Problem:      v4.10 commit 6f2ce1c6af37 ("scsi: zfcp: fix rport unblock race
              with LUN recovery") extended accessing parent pointer fields of
              struct zfcp_erp_action for tracing.
              If an erp_action has never been enqueued before, these parent
              pointer fields are uninitialized and NULL. Examples are zfcp
              objects freshly added to the parent object's children list,
              before enqueueing their first recovery subsequently. In
              zfcp_erp_try_rport_unblock(), we iterate such list. Accessing
              erp_action fields can cause a NULL pointer dereference. Since the
              kernel can read from lowcore on s390, it does not immediately
              cause a kernel page fault. Instead it can cause hangs on trying
              to acquire the wrong erp_action->adapter->dbf->rec_lock in
                                               ^bogus^
              zfcp_dbf_rec_action_lvl() while holding already other
              locks with IRQs disabled.
              There is also another small time window between
              zfcp_erp_setup_act() memsetting the entire erp_action to zero and
              setting the parent pointers again
Solution:     zfcp_erp_action is always fully embedded into its container
              object. Such container object is never moved in its object tree
              (only add or delete). Hence, erp_action parent pointers can never
              change.
              To fix the issue, initialize the erp_action parent pointers
              before adding the erp_action container to any list and thus
              before it becomes accessible from outside of its initializing
              function.
              To fix the other small time window, drop the memset and instead
              explicitly initialize individually all erp_action fields except
              for parent pointers. To be extra careful not to introduce any
              other unintended side effect, even keep zeroing the erp_action
              fields for list and timer. Also double-check with WARN_ON_ONCE
              that erp_action parent pointers never change, so we get to know
              when we would deviate from previous behavior.
Reproduction: Attach lots of LUNs in parallel on many CPUs via zfcp's sysfs
              attribute "unit_add".

Upstream-Description:

              scsi: zfcp: fix erp_action use-before-initialize in REC action trace

              v4.10 commit 6f2ce1c6af37 ("scsi: zfcp: fix rport unblock race with LUN
              recovery") extended accessing parent pointer fields of struct
              zfcp_erp_action for tracing.  If an erp_action has never been enqueued
              before, these parent pointer fields are uninitialized and NULL. Examples
              are zfcp objects freshly added to the parent object's children list,
              before enqueueing their first recovery subsequently. In
              zfcp_erp_try_rport_unblock(), we iterate such list. Accessing erp_action
              fields can cause a NULL pointer dereference.  Since the kernel can read
              from lowcore on s390, it does not immediately cause a kernel page
              fault. Instead it can cause hangs on trying to acquire the wrong
              erp_action->adapter->dbf->rec_lock in zfcp_dbf_rec_action_lvl()
                                    ^bogus^
              while holding already other locks with IRQs disabled.
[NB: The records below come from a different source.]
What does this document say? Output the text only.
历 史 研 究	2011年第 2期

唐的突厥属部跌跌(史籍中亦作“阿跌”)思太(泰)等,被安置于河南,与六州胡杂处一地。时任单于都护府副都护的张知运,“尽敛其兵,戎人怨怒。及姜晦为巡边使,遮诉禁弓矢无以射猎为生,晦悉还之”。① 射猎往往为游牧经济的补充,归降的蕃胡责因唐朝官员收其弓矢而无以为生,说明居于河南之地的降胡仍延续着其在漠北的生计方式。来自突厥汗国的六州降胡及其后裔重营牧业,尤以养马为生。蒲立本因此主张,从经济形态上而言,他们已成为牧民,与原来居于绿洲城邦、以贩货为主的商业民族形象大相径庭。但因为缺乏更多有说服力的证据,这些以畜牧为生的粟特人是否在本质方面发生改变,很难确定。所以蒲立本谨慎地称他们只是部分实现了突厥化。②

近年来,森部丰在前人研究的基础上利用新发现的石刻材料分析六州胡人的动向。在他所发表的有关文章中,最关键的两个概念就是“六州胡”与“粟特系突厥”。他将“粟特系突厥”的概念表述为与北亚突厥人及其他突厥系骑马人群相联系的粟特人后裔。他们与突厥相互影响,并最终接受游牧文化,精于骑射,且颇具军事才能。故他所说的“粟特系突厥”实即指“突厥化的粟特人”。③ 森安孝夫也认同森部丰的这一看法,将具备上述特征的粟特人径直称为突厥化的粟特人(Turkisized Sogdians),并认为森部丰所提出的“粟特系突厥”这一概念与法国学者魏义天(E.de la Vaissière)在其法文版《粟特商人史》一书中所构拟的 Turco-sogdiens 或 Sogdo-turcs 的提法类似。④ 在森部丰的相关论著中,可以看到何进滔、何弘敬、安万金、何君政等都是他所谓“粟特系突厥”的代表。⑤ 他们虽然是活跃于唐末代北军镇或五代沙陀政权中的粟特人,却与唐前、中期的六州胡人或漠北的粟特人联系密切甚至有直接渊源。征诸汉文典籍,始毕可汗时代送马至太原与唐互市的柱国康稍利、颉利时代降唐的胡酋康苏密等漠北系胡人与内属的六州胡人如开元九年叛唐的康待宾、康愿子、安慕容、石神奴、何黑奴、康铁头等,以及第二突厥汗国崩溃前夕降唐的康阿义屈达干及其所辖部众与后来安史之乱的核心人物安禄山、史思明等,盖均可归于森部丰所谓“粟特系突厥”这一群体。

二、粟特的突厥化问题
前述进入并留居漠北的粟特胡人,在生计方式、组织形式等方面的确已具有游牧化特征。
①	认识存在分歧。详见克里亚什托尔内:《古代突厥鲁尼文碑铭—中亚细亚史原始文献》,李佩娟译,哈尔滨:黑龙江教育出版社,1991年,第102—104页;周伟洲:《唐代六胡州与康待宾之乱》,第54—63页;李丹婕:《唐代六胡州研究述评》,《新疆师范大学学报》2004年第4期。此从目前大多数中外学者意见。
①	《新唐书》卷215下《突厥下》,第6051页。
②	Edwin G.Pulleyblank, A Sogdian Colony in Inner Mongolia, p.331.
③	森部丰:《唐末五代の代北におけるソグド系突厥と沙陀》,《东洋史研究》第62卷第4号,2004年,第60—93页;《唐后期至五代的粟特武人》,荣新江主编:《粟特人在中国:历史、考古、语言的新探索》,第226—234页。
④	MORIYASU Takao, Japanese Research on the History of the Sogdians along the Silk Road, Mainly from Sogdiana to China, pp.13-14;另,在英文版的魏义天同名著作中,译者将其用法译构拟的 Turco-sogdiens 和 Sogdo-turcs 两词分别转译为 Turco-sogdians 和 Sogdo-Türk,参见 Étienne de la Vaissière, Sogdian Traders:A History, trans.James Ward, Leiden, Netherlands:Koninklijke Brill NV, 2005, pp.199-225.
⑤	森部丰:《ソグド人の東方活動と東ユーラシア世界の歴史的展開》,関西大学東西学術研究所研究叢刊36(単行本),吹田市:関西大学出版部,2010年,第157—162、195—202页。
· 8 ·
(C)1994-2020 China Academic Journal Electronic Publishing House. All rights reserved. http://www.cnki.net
              Real life example from attaching lots of LUNs in parallel on many CPUs:

              crash> bt 17723
              PID: 17723  TASK: ...               CPU: 25  COMMAND: "zfcperp0.0.1800"
               LOWCORE INFO:
                -psw      : 0x0404300180000000 0x000000000038e424
                -function : _raw_spin_lock_wait_flags at 38e424
              ...
               #0 [fdde8fc90] zfcp_dbf_rec_action_lvl at 3e0004e9862 [zfcp]
               #1 [fdde8fce8] zfcp_erp_try_rport_unblock at 3e0004dfddc [zfcp]
               #2 [fdde8fd38] zfcp_erp_strategy at 3e0004e0234 [zfcp]
               #3 [fdde8fda8] zfcp_erp_thread at 3e0004e0a12 [zfcp]
               #4 [fdde8fe60] kthread at 173550
               #5 [fdde8feb8] kernel_thread_starter at 10add2

              zfcp_adapter
               zfcp_port
                zfcp_unit <address>, 0x404040d600000000
                scsi_device NULL, returning early!
              zfcp_scsi_dev.status = 0x40000000
              0x40000000 ZFCP_STATUS_COMMON_RUNNING

              crash> zfcp_unit <address>
              struct zfcp_unit {
                erp_action = {
                  adapter = 0x0,
                  port = 0x0,
                  unit = 0x0,
                },
              }

              zfcp_erp_action is always fully embedded into its container object. Such
              container object is never moved in its object tree (only add or delete).
              Hence, erp_action parent pointers can never change.

              To fix the issue, initialize the erp_action parent pointers before
              adding the erp_action container to any list and thus before it becomes
              accessible from outside of its initializing function.

              In order to also close the time window between zfcp_erp_setup_act()
              memsetting the entire erp_action to zero and setting the parent pointers
              again, drop the memset and instead explicitly initialize individually
              all erp_action fields except for parent pointers. To be extra careful
              not to introduce any other unintended side effect, even keep zeroing the
              erp_action fields for list and timer. Also double-check with
              WARN_ON_ONCE that erp_action parent pointers never change, so we get to
              know when we would deviate from previous behavior.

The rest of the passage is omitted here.